Moore v. Greenville Restaurants, Inc.

Annotate this Case

287 S.C. 295 (1985)

337 S.E.2d 892

Rose M. MOORE and Virginia T. Moore, Appellants, v. GREENVILLE RESTAURANTS, INC., a corporation, Respondent.

0587

Court of Appeals of South Carolina.

Heard October 16, 1985.

Decided December 2, 1985.

George F. Townes, of The Finley Law Firm, Pickens, for appellants.

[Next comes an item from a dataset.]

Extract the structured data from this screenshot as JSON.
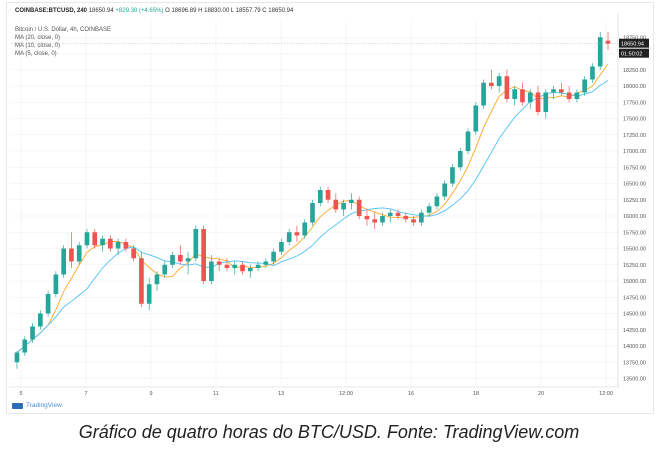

Robert C. Wilson, Greenville, for respondent.

Heard Oct. 16, 1985.

Decided Dec. 2, 1985.

GARDNER, Judge:

Rose M. Moore and Virginia T. Moore (the lessors) brought this declaratory judgment action against Greenville Restaurants, Inc., (the lessee) to construe certain provisions of a lease which was originally between James and Otis Moore, as lessors and James Little, as lessee, of certain property on which a restaurant and the Wicked Bar and Lounge are now located. The rent for the leased property includes two percent of the gross bar sales. The lease states *296 that, "gross sales shall be interpreted as the aggregate amount of all sales in and through the restaurant (bar) ... and all other business done in or through the restaurant (bar) ... excepting: receipts from telephones, cigarette machines, music boxes and all other vending type machines excepting those vending food products." The issue of the case is whether money taken in by video game machines, which were not in existence at the time the lease was entered into in 1965, ought to be included under the words, "and all other vending type machines...." The appealed order found that it was the intent of the parties that video game machines would come within this exception. We affirm.

The trial judge, in reaching his decision, found the quoted language to be ambiguous; he then based the appealed order largely upon the rule that leases must be construed most strongly against the lessor. While the application of this rule may be doubtful because the attorneys for the original lessor and the original lessee collaborated in drawing the lease, we agree with the conclusion of the appealed order and affirm it. See Associates Financial Services Co. of S.C. v. Trade Mart, Inc., 284 S.C. 1, 324 S.E. (2d) 317 (Ct. App. 1984).

We hold that by the use of the words "music boxes and all other vending type machines excepting those vending food products" no ambiguity was created. A music box furnishes entertainment just as a video game machine does. Music boxes and video games have another common characteristic, i.e., each is a coin operated machine. An accepted definition of the word "type" is "a kind, class or group having distinguishing characteristics in common." WEBSTER'S NEW TWENTIETH CENTURY DICTIONARY OF THE ENGLISH LANGUAGE UNABRIDGED 1978-1979 (2nd Ed. 1969). Using this definition of the word "type" we find no ambiguity in the language of the lease and hold that the video game machines, since they do not vend food products, come within the exceptions set forth in the lease. For this reason, the appealed order is affirmed.

Affirmed.

SHAW, J., and LITTLEJOHN, Acting J., concur.